Q - Et la Turquie ne fait pas pression, elle, pour relancer le système d'adhésion à l'Union ?
R - Vous avez raison, la Turquie, de son côté, présente un certain nombre de demandes. Je crois que si on regarde le fond et la signification de ces demandes, c'est qu'elle veut être considérée comme un partenaire de l'Union européenne et comme un acteur international...
Q - Parce que la Turquie évolue et change depuis de nombreuses années... est-ce qu'elle a aujourd'hui sa place dans l'Union ? On sait que le processus a commencé en 2005... La situation est un peu différente depuis dix ans...
R - La Turquie, depuis 2005, négocie sur des chapitres en vue d'une adhésion à l'Union européenne. Depuis 1999 très précisément, elle a le statut officiel de candidat. Mais chacun sait qu'il n'y a pas de perspective aujourd'hui et personne ne sait ce que sera l'aboutissement de ce processus. Qu'est-ce qui est important pour la Turquie comme pour l'Union européenne ? C'est que ce processus permette de rapprocher la législation de la Turquie de celle de l'Union européenne dans des domaines très différents. Il s'agit à la fois les domaines économiques - cela favorise les échanges, il y a déjà un accord d'union douanière avec la Turquie, c'est favorable à son développement économique, donc ça c'est bien pour l'Europe aussi - mais aussi des domaines comme l'administration, la lutte contre la corruption, les droits de l'Homme, le système judiciaire. Ce sont aussi des domaines où des progrès sont nécessaires. Donc ouvrir des chapitres de négociations qui permettent de rapprocher les législations de la Turquie de l'Union européenne dans ces domaines, oui, cela fait partie de la discussion, mais cela ne préjuge pas de l'adhésion qui n'est pas une perspective aujourd'hui.
Q - Revenons à la Grèce, vous y étiez en fin de semaine dernière avec le président François Hollande ainsi que trois autres ministres, est-ce que Athènes respecte scrupuleusement les engagements qu'elle a pris auprès de ses créanciers ? Le commissaire européen chargé de l'euro dit que la Grèce n'a pas une minute à perdre pour tenir ses engagements. On se dit que ce n'est pas très encourageant... Elle fait les efforts ?
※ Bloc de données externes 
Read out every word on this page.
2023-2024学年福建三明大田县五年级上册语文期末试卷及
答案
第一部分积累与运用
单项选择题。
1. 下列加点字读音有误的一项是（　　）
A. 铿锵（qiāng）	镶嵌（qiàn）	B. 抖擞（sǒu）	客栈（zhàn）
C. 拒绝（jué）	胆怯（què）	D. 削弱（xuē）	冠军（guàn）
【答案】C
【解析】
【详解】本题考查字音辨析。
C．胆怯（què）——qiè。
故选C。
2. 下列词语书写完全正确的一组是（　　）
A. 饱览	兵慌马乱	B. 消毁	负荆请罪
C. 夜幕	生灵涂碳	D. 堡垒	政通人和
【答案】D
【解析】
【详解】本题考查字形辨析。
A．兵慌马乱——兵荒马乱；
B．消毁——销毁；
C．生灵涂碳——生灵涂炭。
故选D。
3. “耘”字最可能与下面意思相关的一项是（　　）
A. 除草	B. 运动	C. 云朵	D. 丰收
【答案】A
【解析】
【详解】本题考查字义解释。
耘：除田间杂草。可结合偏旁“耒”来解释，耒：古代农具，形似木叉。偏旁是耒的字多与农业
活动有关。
R - Il ne dit pas qu'elle ne respecte pas ses engagements depuis l'accord. Nous étions effectivement avec le président de la République en Grèce. Dans la nuit du 12 au 13 juillet au cours de laquelle la décision a été prise que la Grèce devait rester dans la zone euro, le président de la République au nom de la France a pesé pour éviter une décision que d'autres souhaitaient contraire, c'est-à-dire qui allait amener à ce que la Grèce sorte de la zone euro, en vérité peut-être sorte de l'Europe. On voit bien aujourd'hui ce que cela signifierait sur le plan géostratégique, parce que la Grèce est là, justement dans les Balkans, à l'est de la Méditerranée, dans une position stratégique. Et puis il y a aussi nos liens culturels, historiques avec la Grèce. Donc il y a eu ce choix. Ensuite au mois d'août, cela s'est traduit par un programme qui conduit la Grèce à bénéficier de 83 milliards d'aide à la Grèce sur les prochaines années mais qui en même temps l'engage à faire des réformes dans le domaine des finances publiques mais aussi de la fiscalité. D'ores et déjà beaucoup de loi ont été adoptées. Elles concernent aussi les retraites et beaucoup d'éléments de l'organisation de l'économie et de l'administration en Grèce qui doit se moderniser. Le message que le président de la République a apporté à Alexis Tsipras, c'est que la France serait à ses côtés dans la mise en oeuvre de ce programme comme la France a été à ses côtés pour que la Grèce reste dans la zone euro. Et le Premier ministre Alexis Tsipras a fait des choix très courageux, il a y compris saisi son peuple en re-convoquant des élections pour être sûr qu'il avait le soutien de la population à la mise en oeuvre de ce programme. Mais l'Union européenne doit aussi donner de l'oxygène au gouvernement grec, doit donner des marges au gouvernement d'Alexis Tsipras, notamment dans la renégociation de la dette qui ne doit pas être un poids qui empêche le redémarrage de l'économie.
Q - Cela veut dire que vous allez rééchelonner le remboursement de la dette ?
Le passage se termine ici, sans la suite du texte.